There are additional grounds for holding studies that are not designed as rigorous controlled trials. The FDA may intervene if such a study is interfering with enrollment in a well-controlled trial of the same drug, if evidence strongly suggests the drug does not work, or if another drug for the same condition offers a clearly better balance of benefit and risk.
Types of INDs
Not every IND is filed by a large company planning to bring a product to market. There are several distinct categories:
- Commercial IND. Filed by a company with the intent to eventually seek marketing approval. This is the most common type and the one that supports the standard Phase 1 through Phase 3 development path.
- Investigator IND. Filed by an individual researcher, often at a university, who both initiates and conducts the study. The investigator takes on the regulatory responsibilities that a company would normally handle.
- Expanded access (compassionate use) IND. Used to provide an unapproved drug to patients outside of a clinical trial, typically when no other treatment options exist. This comes in three sizes: single patient, intermediate-size (a smaller group), and widespread treatment use. For a single patient, the FDA offers a simplified form to reduce paperwork.
- Emergency use IND. Allows a physician to use an investigational drug in an urgent, life-threatening situation before a full IND can be submitted. The FDA can authorize emergency use by phone, and the physician files the formal paperwork afterward.

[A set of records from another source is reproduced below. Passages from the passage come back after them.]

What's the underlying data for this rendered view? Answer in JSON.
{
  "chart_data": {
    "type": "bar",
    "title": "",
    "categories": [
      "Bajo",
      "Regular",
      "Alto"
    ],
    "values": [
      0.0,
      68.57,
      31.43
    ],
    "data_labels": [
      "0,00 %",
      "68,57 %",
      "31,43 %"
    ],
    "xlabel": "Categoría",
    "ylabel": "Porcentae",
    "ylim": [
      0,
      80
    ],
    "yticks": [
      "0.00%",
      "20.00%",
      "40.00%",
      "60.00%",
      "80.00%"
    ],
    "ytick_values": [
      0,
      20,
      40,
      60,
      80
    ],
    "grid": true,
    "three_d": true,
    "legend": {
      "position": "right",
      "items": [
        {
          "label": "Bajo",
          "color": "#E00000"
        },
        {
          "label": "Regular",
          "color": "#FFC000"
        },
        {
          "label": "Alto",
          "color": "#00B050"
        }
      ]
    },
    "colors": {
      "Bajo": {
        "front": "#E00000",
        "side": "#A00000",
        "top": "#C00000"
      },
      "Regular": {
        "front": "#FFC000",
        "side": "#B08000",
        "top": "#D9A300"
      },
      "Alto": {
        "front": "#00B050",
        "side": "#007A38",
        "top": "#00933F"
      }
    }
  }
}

When an IND Is Not Required
Some clinical research on drugs that are already on the market does not need an IND. A study using a marketed drug is generally exempt if it meets all of these conditions: the drug is lawfully sold in the U.S., the study is not intended to support a new approved use or a major labeling change, it does not involve a route of administration, dose, or patient population that significantly increases risk, and the study still complies with institutional review board requirements and informed consent rules. In practice, this exemption covers many investigator-initiated studies in academic medical centers where a physician is studying an already-approved drug at its standard dose for a purpose closely related to its existing use.